News & Opinion | November 10, 2021 2:57 pm

Tom Hanks’s Beloved “Wilson” Just Sold at a Prop Auction for Over $300,000

Looks like the little guy made landfall, after all

A man holds the "Wilson" volleyball from Cast Away ahead of a prop auction.
"Wilson" was expected to fetch $80,000 at most.
Photo by Andrew Matthews/PA Images via Getty Images

The only volleyball to have ever delivered a Best Supporting Actor-worthy performance sold via online auction yesterday for the equivalent of $308,000. That’s right — “Wilson,” best friend to Tom Hanks in the 2000 classic Cast Away, is still around all these years later and has finally found a home.

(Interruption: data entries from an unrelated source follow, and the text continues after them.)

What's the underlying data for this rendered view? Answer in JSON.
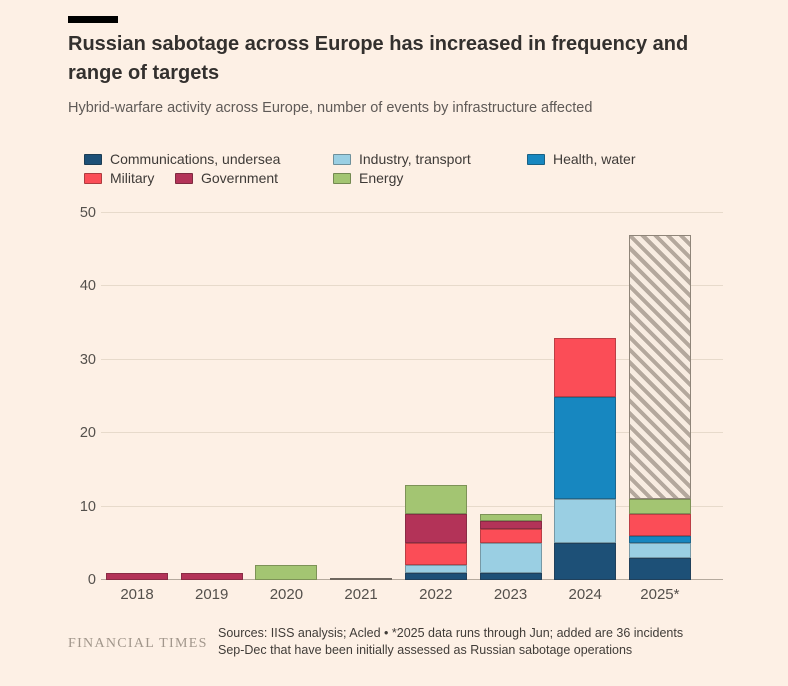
{
  "header": {
    "title": "Russian sabotage across Europe has increased in frequency and range of targets",
    "subtitle": "Hybrid-warfare activity across Europe, number of events by infrastructure affected"
  },
  "legend": {
    "items": [
      {
        "label": "Communications, undersea",
        "color": "#1d5077"
      },
      {
        "label": "Industry, transport",
        "color": "#9acfe3"
      },
      {
        "label": "Health, water",
        "color": "#1787c0"
      },
      {
        "label": "Military",
        "color": "#fb4d57"
      },
      {
        "label": "Government",
        "color": "#b33358"
      },
      {
        "label": "Energy",
        "color": "#a3c572"
      }
    ]
  },
  "chart_data": {
    "type": "bar",
    "stacked": true,
    "title": "Russian sabotage across Europe has increased in frequency and range of targets",
    "subtitle": "Hybrid-warfare activity across Europe, number of events by infrastructure affected",
    "categories": [
      "2018",
      "2019",
      "2020",
      "2021",
      "2022",
      "2023",
      "2024",
      "2025*"
    ],
    "series": [
      {
        "name": "Communications, undersea",
        "color": "#1d5077",
        "values": [
          0,
          0,
          0,
          0,
          1,
          1,
          5,
          3
        ]
      },
      {
        "name": "Industry, transport",
        "color": "#9acfe3",
        "values": [
          0,
          0,
          0,
          0,
          1,
          4,
          6,
          2
        ]
      },
      {
        "name": "Health, water",
        "color": "#1787c0",
        "values": [
          0,
          0,
          0,
          0,
          0,
          0,
          14,
          1
        ]
      },
      {
        "name": "Military",
        "color": "#fb4d57",
        "values": [
          0,
          0,
          0,
          0,
          3,
          2,
          8,
          3
        ]
      },
      {
        "name": "Government",
        "color": "#b33358",
        "values": [
          1,
          1,
          0,
          0,
          4,
          1,
          0,
          0
        ]
      },
      {
        "name": "Energy",
        "color": "#a3c572",
        "values": [
          0,
          0,
          2,
          0,
          4,
          1,
          0,
          2
        ]
      }
    ],
    "hatched_extra": {
      "note": "*2025 added incidents Sep-Dec, initially assessed",
      "values": [
        0,
        0,
        0,
        0,
        0,
        0,
        0,
        36
      ]
    },
    "totals": [
      1,
      1,
      2,
      0,
      13,
      9,
      33,
      47
    ],
    "ylim": [
      0,
      50
    ],
    "yticks": [
      0,
      10,
      20,
      30,
      40,
      50
    ],
    "grid": "horizontal",
    "legend_position": "top"
  },
  "footer": {
    "brand": "FINANCIAL TIMES",
    "source_line1": "Sources: IISS analysis; Acled • *2025 data runs through Jun; added are 36 incidents",
    "source_line2": "Sep-Dec that have been initially assessed as Russian sabotage operations"
  }
}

Listed on the UK-based Prop Store, “Wilson” was expected to fetch $80,000 at most. But bidders were motivated by nostalgia for the massively popular film (it pulled in $430 million at the global box office), and apparently charmed by the lot’s description: “There is a dark brown-and-red ‘face’ on the front, representing Chuck’s bloody handprint. It features a faded pair of eyes, nose, and mouth. The top is torn open, and an array of tobacco stalks are inserted to replicate the appearance of hair.”

wilson the volleyball from cast away
Wilson as a wiley youth.

The auctioneers also confirmed that this was the very volleyball that floated away from Hanks in the pivotal Pacific Ocean scene, when the ball dislodged from his makeshift raft and his character shouted “Wilson!” into the sky over and over again. The listing says: “This version of Wilson was placed in water for long periods during filming.”

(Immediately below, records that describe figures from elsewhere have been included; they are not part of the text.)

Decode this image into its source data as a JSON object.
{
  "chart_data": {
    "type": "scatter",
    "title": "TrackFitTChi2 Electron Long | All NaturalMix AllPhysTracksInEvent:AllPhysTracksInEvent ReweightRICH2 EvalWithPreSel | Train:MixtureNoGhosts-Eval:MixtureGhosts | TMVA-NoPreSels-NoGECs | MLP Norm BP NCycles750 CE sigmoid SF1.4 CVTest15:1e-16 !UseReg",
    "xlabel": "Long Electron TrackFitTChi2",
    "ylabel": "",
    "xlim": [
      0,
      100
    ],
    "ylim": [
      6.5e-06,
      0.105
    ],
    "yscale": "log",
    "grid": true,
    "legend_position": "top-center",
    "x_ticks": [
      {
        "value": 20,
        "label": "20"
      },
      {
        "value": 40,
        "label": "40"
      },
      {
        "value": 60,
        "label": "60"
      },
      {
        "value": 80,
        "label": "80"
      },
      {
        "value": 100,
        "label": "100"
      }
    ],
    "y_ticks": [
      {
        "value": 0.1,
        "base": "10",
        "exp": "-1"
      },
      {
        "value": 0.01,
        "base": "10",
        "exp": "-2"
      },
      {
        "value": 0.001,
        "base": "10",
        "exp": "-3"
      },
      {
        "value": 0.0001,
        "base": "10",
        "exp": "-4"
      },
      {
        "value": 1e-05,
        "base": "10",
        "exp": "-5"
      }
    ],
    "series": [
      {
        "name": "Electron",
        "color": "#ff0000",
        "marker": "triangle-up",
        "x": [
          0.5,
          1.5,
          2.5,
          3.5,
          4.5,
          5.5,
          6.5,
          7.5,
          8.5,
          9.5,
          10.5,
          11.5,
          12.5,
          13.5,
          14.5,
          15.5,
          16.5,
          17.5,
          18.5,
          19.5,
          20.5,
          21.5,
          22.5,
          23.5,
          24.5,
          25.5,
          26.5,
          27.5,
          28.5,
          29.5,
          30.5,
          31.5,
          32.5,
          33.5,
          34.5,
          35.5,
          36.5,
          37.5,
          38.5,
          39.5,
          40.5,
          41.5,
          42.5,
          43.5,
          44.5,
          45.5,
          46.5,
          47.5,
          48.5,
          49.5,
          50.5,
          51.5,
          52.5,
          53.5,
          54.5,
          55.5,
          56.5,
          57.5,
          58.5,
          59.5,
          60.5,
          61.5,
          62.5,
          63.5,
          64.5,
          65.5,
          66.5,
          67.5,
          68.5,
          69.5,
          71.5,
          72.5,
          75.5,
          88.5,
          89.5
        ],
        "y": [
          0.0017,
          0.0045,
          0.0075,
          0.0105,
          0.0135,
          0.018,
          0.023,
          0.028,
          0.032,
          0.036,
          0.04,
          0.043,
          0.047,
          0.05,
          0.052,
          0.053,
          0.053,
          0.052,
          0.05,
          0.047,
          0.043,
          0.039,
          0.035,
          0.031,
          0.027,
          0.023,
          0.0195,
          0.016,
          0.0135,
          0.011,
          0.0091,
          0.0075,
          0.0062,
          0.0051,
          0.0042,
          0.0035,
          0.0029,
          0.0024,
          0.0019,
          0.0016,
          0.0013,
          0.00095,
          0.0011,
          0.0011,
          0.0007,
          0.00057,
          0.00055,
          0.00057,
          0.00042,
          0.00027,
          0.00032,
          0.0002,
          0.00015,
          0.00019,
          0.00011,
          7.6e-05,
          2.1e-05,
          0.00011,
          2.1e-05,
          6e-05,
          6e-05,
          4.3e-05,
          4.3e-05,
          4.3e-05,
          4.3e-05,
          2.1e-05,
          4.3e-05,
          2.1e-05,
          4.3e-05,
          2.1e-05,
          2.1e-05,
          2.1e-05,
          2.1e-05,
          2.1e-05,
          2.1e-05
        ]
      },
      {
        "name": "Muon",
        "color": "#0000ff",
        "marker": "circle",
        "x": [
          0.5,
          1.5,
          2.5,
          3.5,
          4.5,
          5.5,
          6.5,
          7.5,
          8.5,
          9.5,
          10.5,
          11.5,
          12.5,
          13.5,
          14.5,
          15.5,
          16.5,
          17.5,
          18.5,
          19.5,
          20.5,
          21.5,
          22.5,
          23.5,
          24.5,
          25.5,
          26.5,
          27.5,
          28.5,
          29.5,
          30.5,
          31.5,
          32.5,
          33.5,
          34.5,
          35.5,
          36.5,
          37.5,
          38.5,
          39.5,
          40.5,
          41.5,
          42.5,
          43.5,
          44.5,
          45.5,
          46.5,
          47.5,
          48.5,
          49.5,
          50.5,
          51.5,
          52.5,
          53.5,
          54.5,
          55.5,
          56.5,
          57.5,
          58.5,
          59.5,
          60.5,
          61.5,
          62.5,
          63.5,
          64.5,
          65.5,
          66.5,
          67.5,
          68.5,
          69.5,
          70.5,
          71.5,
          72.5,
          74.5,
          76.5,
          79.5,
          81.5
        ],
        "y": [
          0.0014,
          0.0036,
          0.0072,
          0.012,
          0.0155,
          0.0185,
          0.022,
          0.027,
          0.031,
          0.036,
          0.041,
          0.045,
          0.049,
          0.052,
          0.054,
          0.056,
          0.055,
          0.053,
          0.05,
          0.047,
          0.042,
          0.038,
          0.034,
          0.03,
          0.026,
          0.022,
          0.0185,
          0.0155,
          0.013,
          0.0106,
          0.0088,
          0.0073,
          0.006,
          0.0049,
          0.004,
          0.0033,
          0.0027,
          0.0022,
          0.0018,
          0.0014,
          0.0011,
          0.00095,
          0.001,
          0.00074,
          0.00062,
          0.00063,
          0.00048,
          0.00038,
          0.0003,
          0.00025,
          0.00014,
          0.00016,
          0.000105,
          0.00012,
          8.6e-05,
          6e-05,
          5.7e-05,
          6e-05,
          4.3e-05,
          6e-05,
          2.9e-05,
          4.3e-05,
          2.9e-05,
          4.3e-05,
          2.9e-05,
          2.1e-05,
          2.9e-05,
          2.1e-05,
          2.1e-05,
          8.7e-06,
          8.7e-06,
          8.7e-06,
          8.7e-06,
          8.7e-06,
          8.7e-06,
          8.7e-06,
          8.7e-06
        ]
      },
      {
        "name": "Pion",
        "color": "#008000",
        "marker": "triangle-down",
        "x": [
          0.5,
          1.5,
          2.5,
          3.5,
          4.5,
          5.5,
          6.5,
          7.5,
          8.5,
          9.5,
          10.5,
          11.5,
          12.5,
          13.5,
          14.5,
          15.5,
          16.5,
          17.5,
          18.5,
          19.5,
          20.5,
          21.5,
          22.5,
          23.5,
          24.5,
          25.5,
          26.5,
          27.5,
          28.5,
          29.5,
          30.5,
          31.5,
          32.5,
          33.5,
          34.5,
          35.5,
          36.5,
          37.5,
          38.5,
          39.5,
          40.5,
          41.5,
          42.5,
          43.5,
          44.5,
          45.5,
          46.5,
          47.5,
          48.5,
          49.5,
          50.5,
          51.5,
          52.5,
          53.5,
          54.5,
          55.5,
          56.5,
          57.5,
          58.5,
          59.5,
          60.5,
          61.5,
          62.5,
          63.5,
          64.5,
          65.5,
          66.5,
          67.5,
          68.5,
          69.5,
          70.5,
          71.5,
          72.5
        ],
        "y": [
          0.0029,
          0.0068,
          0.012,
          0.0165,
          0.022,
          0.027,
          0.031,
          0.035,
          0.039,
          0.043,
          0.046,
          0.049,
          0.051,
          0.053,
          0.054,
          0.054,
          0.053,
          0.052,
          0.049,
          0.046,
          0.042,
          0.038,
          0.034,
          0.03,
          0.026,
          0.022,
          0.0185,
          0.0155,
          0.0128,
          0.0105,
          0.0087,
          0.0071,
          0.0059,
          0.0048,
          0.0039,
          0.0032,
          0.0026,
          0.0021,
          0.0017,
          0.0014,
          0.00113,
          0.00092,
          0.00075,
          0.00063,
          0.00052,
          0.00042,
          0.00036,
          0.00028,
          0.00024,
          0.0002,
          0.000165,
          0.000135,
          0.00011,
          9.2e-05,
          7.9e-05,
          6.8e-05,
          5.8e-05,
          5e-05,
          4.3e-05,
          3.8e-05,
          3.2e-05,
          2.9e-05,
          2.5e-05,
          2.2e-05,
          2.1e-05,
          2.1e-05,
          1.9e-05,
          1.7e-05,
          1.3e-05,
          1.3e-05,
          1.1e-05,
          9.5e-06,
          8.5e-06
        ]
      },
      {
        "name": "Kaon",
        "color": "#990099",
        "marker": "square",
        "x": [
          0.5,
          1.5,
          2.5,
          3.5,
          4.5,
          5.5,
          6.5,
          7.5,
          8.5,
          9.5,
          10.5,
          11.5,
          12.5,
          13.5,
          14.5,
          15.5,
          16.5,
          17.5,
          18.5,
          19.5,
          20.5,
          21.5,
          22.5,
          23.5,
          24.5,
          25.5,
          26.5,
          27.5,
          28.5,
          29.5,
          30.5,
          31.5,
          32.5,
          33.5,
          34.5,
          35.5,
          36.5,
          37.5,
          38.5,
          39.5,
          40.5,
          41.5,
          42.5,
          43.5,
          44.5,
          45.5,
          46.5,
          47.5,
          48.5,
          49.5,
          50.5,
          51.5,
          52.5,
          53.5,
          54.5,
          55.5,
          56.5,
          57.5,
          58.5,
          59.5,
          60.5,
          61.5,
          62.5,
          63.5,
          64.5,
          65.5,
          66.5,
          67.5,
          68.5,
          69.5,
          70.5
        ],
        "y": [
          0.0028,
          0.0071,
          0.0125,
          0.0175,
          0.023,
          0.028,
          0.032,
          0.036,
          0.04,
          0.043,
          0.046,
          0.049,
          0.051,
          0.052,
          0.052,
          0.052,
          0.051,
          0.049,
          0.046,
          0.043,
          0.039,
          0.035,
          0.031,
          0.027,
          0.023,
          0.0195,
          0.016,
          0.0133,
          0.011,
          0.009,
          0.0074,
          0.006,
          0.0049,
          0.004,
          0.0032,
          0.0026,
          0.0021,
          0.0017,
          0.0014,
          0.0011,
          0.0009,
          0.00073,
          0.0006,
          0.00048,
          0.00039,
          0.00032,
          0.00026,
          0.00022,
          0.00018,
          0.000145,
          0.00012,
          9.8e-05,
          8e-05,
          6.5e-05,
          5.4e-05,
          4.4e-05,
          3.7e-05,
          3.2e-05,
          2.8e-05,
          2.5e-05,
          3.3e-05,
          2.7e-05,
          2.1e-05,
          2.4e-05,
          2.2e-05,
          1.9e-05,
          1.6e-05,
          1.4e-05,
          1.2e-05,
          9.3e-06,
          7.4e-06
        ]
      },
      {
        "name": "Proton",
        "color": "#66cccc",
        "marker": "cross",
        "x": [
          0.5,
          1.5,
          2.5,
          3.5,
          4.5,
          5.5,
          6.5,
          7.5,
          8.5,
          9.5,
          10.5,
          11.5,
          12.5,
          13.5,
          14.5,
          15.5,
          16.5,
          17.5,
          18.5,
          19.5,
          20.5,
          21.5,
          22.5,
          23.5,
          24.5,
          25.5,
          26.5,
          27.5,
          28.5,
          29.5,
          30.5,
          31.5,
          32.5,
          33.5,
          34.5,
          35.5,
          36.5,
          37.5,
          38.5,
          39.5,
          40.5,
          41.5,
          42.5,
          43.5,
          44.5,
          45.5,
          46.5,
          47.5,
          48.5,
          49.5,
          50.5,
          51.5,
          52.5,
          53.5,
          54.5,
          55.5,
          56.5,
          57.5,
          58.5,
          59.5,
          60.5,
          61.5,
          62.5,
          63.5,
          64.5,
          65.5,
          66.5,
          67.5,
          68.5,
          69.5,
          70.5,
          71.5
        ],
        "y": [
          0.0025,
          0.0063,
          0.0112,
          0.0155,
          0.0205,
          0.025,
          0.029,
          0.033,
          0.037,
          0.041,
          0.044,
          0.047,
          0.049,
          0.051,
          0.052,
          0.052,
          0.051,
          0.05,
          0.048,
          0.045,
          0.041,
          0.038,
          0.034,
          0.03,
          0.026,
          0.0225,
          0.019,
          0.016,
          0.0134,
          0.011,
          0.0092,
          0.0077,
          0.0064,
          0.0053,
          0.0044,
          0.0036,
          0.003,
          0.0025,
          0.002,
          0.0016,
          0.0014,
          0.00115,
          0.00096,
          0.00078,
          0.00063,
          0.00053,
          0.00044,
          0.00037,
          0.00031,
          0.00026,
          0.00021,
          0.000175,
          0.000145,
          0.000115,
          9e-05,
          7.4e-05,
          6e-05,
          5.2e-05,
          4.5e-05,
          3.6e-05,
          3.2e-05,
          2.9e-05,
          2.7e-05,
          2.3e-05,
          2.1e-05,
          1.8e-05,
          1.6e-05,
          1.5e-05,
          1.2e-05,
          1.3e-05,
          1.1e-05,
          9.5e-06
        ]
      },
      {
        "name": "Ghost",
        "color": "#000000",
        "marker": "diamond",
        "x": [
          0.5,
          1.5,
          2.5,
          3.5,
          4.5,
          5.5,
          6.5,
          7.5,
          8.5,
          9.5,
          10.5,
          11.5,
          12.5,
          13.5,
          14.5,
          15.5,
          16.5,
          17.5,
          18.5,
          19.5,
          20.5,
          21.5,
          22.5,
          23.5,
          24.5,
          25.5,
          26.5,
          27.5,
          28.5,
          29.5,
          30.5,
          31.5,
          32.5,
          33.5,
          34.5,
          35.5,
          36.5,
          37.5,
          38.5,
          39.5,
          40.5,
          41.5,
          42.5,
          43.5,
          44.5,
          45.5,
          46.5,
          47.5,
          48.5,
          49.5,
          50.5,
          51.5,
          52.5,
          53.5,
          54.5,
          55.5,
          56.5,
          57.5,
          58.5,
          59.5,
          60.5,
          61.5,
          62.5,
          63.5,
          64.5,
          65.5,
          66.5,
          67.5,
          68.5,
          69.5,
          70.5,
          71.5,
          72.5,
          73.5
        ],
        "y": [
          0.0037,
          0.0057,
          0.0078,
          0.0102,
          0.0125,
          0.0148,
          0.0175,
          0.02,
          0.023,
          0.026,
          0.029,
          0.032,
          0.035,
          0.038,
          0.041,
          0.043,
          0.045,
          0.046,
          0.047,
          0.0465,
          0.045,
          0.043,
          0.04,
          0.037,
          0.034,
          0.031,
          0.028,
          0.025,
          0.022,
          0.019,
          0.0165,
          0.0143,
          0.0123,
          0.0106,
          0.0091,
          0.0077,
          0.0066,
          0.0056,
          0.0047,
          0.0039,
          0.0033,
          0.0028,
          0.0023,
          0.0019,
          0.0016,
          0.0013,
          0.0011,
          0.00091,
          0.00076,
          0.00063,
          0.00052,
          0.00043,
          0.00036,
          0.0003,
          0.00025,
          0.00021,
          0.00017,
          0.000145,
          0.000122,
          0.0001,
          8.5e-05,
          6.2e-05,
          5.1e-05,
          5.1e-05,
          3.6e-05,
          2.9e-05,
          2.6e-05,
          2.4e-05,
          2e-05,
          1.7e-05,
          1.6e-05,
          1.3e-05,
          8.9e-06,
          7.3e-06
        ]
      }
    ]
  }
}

At this point, Hanks is probably sick of strangers bellowing “Wilson!” (or, for that matter, “Run, Forrest!”) into his face, but it’s unsurprising that there is still such an affinity for the prop, which was once awarded the Critics’ Choice Award Winner for Best Inanimate Object. The well of emotion Cast Away fans feel as a drugstore athletic ball quietly floats into the sea is completely irrational, but that in itself is a testament to Hanks’s acting and the movie’s flawless screenwriting.

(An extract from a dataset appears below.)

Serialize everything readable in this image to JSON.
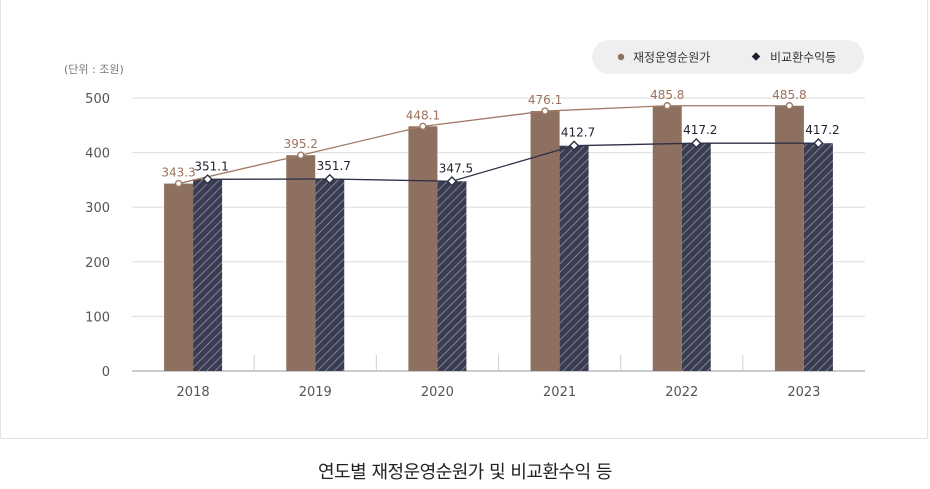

As for how the writers thought to include “Wilson” in the first place? Screenwriter William Broyles Jr. stranded himself on a beach in the Gulf of California for one week in order to find inspiration for the script. One day, a volleyball washed up on shore. He worked it into the story, realizing that the creation served another crucial purpose: it would give Hanks someone (something) to speak to.

Believe it or not, you don’t actually need hundreds of thousands of dollars to bring “Wilson” home. Wilson Sporting Goods sells a $20 volleyball with the little guy’s face printed on the side in mock blood-red. It’s also an official, regulations-size volleyball, so you can bring it down the beach in a pinch. Just go easy on him. That’s your new best friend.